Section 1368 notes the distribution by an S corporation of property or cash may result in three distinct tax consequences to the shareholder receiving the distribution. These include: A tax-free reduction of the shareholder’s stock basis.

Why do S corporation officers take a salary?

If the business requires additional capital (for example, because it’s expanding) and the profits are plowed back into the business, you may be able to justify a smaller salary. Taking distributions suggests the business doesn’t need the cash, and it’s a way to compensate the officer/shareholder other than through salary.

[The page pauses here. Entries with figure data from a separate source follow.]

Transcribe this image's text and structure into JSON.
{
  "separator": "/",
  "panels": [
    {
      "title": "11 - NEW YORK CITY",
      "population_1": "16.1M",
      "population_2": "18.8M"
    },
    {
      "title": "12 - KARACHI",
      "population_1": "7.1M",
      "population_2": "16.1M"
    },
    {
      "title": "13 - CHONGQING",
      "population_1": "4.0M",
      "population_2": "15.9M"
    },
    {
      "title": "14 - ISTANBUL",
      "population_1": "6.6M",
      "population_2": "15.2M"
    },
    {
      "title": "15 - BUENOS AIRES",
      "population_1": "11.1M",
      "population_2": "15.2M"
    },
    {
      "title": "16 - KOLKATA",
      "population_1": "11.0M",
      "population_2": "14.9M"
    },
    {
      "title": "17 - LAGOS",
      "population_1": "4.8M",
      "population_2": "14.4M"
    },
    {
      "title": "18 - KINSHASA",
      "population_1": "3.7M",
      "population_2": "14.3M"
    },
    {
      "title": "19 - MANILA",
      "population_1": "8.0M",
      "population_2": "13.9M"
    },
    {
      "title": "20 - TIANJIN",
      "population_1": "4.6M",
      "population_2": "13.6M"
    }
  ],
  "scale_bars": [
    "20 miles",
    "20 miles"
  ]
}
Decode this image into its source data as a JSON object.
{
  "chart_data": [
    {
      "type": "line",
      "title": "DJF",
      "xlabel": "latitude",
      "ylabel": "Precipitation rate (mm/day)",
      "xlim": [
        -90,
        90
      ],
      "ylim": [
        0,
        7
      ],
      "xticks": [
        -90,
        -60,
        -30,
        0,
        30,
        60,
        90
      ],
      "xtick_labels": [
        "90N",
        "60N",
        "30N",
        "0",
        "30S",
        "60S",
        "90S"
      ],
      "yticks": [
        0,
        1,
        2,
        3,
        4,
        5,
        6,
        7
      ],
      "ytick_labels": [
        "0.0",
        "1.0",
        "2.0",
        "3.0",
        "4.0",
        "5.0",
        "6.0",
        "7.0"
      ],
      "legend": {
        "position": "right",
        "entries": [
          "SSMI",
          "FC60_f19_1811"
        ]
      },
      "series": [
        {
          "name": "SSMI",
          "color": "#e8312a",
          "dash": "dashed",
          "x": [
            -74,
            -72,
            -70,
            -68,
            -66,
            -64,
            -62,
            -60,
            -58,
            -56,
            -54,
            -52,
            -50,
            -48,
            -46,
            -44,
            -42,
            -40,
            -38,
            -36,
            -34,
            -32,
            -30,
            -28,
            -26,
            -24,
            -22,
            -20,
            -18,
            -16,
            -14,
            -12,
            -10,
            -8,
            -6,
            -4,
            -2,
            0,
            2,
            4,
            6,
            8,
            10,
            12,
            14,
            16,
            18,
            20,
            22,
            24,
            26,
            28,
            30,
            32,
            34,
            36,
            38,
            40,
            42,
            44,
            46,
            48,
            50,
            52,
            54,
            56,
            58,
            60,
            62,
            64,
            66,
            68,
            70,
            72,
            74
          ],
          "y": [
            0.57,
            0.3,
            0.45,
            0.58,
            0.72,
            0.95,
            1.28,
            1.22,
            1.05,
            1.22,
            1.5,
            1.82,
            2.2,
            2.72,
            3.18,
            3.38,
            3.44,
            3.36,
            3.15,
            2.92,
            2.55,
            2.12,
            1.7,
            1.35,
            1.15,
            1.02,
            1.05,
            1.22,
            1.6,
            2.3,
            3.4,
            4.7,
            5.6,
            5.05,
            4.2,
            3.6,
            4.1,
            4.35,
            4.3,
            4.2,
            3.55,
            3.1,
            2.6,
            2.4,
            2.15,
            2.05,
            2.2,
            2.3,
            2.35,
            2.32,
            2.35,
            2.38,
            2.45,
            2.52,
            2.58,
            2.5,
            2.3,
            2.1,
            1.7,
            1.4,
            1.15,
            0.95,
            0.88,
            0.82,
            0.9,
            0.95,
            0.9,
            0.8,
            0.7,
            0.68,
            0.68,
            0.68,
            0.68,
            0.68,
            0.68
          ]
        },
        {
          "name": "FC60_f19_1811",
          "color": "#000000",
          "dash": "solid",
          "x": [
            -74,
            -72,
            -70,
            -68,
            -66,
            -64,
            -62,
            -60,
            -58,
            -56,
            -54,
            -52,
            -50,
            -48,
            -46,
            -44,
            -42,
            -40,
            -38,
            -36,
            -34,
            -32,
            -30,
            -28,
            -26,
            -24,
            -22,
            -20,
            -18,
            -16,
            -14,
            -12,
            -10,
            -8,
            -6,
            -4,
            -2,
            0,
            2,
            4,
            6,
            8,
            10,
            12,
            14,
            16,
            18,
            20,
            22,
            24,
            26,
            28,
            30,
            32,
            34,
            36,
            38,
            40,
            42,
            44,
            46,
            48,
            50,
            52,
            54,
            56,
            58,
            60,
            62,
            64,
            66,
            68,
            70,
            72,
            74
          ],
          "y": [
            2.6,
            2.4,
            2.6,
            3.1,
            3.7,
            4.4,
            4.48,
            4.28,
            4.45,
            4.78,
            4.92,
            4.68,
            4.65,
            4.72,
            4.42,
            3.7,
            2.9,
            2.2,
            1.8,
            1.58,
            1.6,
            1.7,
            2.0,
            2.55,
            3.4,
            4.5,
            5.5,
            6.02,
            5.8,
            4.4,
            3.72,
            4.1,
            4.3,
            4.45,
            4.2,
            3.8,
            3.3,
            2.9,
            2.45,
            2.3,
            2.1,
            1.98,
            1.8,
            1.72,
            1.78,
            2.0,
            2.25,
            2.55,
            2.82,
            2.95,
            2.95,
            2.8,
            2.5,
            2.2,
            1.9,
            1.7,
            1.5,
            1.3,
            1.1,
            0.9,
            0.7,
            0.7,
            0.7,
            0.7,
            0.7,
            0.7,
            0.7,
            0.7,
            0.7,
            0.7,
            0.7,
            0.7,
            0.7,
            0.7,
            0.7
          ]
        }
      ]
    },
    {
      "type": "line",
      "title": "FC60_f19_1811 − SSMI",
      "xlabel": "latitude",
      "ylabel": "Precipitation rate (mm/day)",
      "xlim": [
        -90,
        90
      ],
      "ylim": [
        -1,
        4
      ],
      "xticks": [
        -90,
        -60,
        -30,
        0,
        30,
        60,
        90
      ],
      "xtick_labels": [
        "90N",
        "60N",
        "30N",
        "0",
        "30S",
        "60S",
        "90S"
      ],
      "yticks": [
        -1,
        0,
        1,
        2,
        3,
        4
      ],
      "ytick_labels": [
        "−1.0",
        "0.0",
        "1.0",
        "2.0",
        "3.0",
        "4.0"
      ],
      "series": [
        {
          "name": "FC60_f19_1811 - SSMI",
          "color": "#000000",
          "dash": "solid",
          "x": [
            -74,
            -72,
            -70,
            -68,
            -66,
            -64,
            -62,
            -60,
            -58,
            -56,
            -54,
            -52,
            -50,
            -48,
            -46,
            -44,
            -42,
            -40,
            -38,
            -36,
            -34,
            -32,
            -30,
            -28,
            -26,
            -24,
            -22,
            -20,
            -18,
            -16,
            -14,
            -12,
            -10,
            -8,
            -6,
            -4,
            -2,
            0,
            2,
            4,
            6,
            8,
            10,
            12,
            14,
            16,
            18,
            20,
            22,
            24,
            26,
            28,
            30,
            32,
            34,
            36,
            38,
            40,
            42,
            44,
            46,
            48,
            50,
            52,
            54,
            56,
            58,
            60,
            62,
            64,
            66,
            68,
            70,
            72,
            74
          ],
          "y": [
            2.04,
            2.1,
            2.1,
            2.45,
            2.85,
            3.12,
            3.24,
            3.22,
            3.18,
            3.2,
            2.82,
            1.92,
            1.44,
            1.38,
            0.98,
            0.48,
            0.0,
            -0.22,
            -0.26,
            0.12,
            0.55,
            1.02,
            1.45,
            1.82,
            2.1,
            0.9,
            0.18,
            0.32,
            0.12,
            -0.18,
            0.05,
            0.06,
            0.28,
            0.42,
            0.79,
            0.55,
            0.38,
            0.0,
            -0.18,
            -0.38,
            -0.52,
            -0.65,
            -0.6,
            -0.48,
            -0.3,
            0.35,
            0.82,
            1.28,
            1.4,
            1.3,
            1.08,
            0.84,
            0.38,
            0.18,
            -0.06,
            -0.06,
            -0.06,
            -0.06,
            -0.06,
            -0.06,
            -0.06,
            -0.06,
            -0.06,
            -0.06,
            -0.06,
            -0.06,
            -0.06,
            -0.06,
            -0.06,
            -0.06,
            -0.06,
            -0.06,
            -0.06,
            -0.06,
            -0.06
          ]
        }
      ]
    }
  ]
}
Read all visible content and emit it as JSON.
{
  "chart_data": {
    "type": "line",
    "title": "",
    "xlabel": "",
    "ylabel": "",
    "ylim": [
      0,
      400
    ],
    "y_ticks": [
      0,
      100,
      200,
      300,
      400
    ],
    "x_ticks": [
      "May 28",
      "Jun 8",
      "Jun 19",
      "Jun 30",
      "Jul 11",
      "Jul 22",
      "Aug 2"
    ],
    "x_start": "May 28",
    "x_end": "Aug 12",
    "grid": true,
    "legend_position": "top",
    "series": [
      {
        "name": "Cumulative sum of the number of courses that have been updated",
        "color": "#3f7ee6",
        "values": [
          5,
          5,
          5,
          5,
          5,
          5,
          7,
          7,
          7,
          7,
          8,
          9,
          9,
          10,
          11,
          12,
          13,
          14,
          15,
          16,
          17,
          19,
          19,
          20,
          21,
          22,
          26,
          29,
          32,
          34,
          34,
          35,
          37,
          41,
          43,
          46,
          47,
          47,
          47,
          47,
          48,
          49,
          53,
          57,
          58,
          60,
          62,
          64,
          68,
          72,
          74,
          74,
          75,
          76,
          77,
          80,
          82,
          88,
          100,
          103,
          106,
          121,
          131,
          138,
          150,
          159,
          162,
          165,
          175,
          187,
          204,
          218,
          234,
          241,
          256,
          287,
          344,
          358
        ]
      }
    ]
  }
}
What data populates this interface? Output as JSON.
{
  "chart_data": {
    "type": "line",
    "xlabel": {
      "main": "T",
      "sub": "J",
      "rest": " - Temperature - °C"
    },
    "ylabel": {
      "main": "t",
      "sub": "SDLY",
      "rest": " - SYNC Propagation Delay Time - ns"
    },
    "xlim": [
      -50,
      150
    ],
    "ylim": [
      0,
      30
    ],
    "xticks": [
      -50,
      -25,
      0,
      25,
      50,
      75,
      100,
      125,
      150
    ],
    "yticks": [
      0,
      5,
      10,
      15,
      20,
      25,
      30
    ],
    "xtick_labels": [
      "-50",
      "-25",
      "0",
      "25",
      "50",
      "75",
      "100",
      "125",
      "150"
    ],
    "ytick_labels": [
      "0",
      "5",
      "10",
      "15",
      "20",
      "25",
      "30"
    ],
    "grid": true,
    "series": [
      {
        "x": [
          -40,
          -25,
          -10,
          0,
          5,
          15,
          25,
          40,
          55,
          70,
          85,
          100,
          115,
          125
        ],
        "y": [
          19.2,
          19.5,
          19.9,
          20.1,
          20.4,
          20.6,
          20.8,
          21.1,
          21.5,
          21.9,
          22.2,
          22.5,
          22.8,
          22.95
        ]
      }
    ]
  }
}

What happens when you take money out of a s-Corp?

You took $70,000 in shareholder distributions as a return on your investment, leaving $30,000 behind for business growth (the reinvestment). If you are taxed at 30%, you will pay $30,000 (100k x 30%) in taxes on $70,000 worth of “cash flow” from your business- suddenly this becomes painful and a near-45% tax rate.

What was the profit of the S Corp?

The total profit of the S Corp before any owner wages was $220,000. The owner, Tony Stark, paid himself a reasonable compensation of $120,000. This brought business income down to $100,000. If Mr. Stark gives himself a $10,000 S Corp bonus, his wages go up to $130,000, and business income goes down to $90,000.

How is an S corporation different from a partnership?

Unlike a partnership, an S corporation is not subject to personal holding company tax or accumulated earnings tax. When income is earned by an S corporation, it is taxed only once, regardless of whether the income is distributed or invested.

Where does a distribution go on a LLC?

For taxes, a distribution and a draw are totally different. A single-member LLC is able to draw money from the company. However, the accounting transaction does not appear on the owner’s return. On the other hand, a distribution does appear on the owner’s return.